In summary, total body DXA data from NHANES 1999–2004 offer the opportunity to examine bone density of the total body and skeletal subregions for a wide age range of adult men and women from several race/ethnic groups. Mean BMD of the total body and selected subregions varied in expected ways for some demographic characteristics (men>women and NHB>NHW) but not in others (NHW>MA). Differences in age-related patterns in BMD also emerged for some characteristics (sex) but not others (race/ethnicity). Differences in age patterns in BMD by degree of weight-bearing in older adults were detected for the pelvis, leg and arm. In women, the relationship differed between all three sites, (e.g., pelvis > right leg > left arm). In men, the relationship differed for the pelvis when compared to the leg or arm, but not between the arm and leg. Similar patterns seen for lean mass in these three skeletal subregions suggest muscle forces may play a role in BMD differences by age. Age patterns for the lumbar spine seen in the present study are likely confounded by degenerative changes in the spine with age that mask BMD loss when standard anterior-posterior DXA scans are used. Longitudinal data are needed to confirm the age patterns seen in this study.

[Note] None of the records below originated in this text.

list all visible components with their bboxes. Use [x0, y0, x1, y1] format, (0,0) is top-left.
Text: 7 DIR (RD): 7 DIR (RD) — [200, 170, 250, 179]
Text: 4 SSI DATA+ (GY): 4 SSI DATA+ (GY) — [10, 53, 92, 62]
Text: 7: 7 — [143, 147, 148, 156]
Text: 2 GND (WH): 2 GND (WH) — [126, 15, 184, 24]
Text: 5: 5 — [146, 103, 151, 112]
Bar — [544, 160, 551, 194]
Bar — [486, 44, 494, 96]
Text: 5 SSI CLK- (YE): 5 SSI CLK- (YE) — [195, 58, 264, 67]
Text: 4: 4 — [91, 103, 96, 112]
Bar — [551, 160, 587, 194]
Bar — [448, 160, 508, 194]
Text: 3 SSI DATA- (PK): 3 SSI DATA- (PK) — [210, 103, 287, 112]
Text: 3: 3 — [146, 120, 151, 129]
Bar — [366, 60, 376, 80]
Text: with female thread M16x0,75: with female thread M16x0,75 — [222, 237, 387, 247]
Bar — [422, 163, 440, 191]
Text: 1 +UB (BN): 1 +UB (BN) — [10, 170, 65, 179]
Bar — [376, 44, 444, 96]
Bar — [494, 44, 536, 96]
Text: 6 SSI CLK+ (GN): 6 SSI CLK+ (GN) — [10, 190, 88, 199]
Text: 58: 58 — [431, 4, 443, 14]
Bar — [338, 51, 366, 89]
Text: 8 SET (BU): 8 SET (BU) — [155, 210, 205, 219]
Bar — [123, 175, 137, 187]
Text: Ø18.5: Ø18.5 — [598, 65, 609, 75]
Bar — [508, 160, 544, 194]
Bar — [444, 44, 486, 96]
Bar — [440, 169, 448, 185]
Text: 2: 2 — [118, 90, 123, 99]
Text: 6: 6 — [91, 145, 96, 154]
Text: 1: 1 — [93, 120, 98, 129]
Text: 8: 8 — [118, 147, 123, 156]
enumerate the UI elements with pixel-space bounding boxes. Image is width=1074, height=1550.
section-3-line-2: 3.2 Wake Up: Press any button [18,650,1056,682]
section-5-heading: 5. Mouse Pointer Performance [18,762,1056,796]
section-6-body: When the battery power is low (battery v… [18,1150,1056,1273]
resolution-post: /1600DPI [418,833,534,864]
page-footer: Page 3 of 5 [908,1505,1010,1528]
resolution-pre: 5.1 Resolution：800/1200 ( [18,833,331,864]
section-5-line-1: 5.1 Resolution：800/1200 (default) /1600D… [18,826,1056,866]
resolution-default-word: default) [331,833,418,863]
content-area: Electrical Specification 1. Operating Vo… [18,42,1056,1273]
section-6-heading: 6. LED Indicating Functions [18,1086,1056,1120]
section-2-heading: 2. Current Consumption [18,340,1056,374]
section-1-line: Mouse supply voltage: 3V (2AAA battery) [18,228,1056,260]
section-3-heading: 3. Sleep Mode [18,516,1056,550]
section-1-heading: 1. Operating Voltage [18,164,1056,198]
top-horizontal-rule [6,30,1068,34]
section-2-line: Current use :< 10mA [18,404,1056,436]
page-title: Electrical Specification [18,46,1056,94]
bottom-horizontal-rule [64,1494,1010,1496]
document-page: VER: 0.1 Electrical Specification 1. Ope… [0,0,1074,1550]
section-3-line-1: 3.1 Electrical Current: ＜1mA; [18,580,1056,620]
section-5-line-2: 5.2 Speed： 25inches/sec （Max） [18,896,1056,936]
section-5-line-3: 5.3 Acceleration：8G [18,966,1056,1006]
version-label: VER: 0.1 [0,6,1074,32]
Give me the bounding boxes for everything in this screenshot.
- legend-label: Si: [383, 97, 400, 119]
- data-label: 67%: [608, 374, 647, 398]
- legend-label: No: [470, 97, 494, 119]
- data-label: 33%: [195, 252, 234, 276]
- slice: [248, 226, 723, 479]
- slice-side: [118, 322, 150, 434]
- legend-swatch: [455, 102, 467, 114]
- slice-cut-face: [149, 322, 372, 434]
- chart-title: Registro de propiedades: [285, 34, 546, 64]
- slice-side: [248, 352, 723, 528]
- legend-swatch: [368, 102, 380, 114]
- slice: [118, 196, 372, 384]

1The findings and conclusions in this report are those of the authors and do not necessarily represent the views of the Centers for Disease Control and Prevention, the National Institutes of Health, or the Department of Health and Human Services.
1Participants were excluded from the DXA examination if they had a history of radiographic contrast material (barium) use in past 72 hours, nuclear medicine studies in the past 3 days, weighed over 300 pounds (self-reported) or were taller than 6’5”; the latter two characteristics were related to physical limitations of the DXA table. Females were excluded if they had a positive pregnancy test or said they were pregnant at the time of the examination.